Slavery has been called America’s “original sin.”
Folks do not generally like to dwell on their sins. That is why we all think forgiveness is so swell.
But the first and most important step in redemption? To stop committing the wickedness, in this case to immediately emancipate those held in bondage. That “struggle,” as the escaped slave and abolitionist Frederick Douglass would so eloquently refer to it, was anything but quick.
Emancipation came only after Union forces won the Civil War, America’s bloodiest conflict by far.

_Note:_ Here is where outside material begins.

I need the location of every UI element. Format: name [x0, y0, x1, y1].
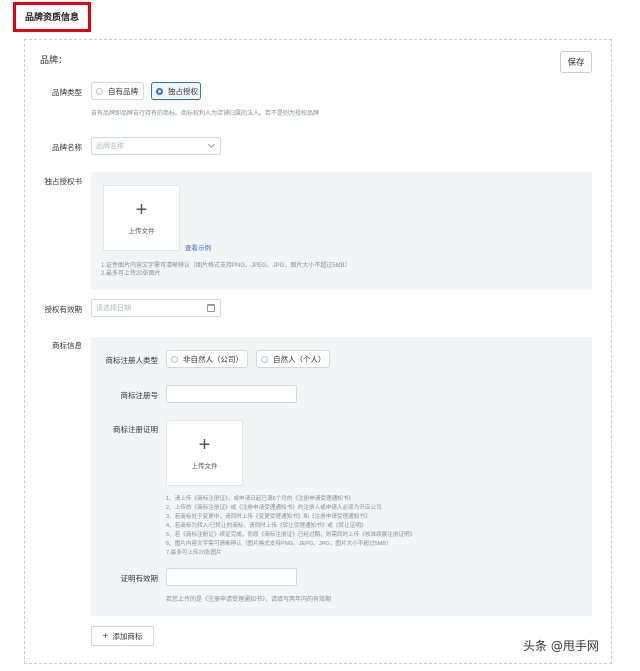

But it did come. Slavery was abolished.
And this wonderful news reached Galveston, Texas, on June 19, 1865 — a date that has lived on as the holiday “Juneteenth.” (Some call it “Emancipation Day” or “Freedom Day.”) And enslaved people were freed.
“This year, Juneteenth, a holiday that celebrates the arrival of the news of emancipation from slavery,” Veronica Chambers writes in the New York Times, “seems to be a bigger deal across the nation.”
By executive order, New York Gov. Andrew Cuomo has declared today a paid holiday for state employees. Virginia Gov. Ralph Northam, of blackface infamy, gave all state executive branch employees the day off and promised to push through legislation next year naming Juneteenth a state holiday to be “acknowledged and celebrated by all of us.”
U.S. Rep. Sheila Jackson Lee says she will introduce a bill to make Juneteenth a national holiday.
I like it. Is there anything more worthy of commemoration than freeing people from slavery? It cannot hurt to remind people there was once slavery in America, or that we fought and died to bring that awful institution to an end.
This is Common Sense. I’m Paul Jacob.